パリのルーヴル美術館近くで3日午前9時50分ごろ(現地時間)、刃物を所持した男が警備に当たっていた兵士に襲いかかり、発砲を受け重症を負った。事件発生後、同美術館は一時閉鎖された。カズヌーブ首相は、当局はテロ行為として捜査を進めていると述べている。AFP通信などが報じた。
現場は、ルーヴル美術館と地下でつながるショッピング・アーケード「カルーゼル・デュ・ルーヴル」の入口付近。男は「アラー・アクバル(神は偉大なり)」と叫んでいたとされる。兵士らは武力行使を回避しようとしたが、もめ合う中で1人が頭部に軽症を負ったため、5発を男の足や腹部に発砲した。パリ検察当局によると、病院に搬送された容疑者はエジプト国籍の29歳で、1月26日にアラブ首長国連邦(UAE)ドバイ首長国から観光ビザでフランス入りした。所持していた2つのかばんから爆発物などは見つからなかったという。

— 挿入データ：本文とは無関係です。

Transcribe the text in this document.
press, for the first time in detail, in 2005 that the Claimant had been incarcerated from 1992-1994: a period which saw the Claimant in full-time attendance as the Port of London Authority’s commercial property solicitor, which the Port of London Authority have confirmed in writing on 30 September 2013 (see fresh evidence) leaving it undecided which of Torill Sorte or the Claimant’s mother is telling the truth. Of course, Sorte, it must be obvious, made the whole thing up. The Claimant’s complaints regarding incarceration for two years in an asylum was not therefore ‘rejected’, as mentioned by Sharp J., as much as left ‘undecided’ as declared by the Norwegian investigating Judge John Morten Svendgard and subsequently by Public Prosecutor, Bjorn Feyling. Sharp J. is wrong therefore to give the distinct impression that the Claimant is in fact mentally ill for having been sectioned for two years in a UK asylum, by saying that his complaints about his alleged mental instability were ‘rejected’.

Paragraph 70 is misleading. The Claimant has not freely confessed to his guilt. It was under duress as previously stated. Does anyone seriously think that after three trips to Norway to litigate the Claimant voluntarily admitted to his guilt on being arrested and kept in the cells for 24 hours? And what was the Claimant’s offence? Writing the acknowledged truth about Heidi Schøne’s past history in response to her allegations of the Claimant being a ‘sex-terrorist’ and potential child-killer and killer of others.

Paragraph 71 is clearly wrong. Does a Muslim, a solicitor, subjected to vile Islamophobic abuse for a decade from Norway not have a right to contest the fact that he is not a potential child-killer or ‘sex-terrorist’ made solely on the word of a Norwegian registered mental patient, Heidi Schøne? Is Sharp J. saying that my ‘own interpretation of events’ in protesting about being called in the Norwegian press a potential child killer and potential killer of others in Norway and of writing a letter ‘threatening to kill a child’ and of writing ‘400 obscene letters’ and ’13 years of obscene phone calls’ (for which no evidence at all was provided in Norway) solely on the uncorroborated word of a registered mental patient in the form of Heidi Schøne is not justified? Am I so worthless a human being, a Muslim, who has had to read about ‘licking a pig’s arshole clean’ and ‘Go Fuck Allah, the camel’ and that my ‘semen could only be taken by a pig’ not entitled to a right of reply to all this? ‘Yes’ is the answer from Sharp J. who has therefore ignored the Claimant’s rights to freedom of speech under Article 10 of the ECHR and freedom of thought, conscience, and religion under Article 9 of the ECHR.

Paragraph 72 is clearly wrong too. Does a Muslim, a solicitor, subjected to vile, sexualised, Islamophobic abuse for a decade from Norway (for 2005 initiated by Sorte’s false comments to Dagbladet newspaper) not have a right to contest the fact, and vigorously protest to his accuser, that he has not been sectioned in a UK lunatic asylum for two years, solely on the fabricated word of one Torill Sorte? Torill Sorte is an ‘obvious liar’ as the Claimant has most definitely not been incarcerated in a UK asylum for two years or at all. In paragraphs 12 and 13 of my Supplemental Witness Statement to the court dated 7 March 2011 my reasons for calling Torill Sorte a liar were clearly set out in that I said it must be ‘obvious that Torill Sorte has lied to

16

フランスは過去2年に度重なるテロに見舞われ、2015年11月以降は非常事態宣言下にある。パリには数千人の兵士が配置され、ルーブル美術館内外でも自動小銃を携帯した兵士の姿が見られる。こうした中、4~5月には大統領選、6月には国民議会(下院)選挙を控えており、安全保障は重要な争点の1つとなっていた。
一連のテロで観光客の足は遠のき、かつて世界最多の来館者数を誇ったルーヴル美術館も、ここ2年は200万人ほど減少。昨年の来館者数は約730万人と、前年比で15%落ち込んだ。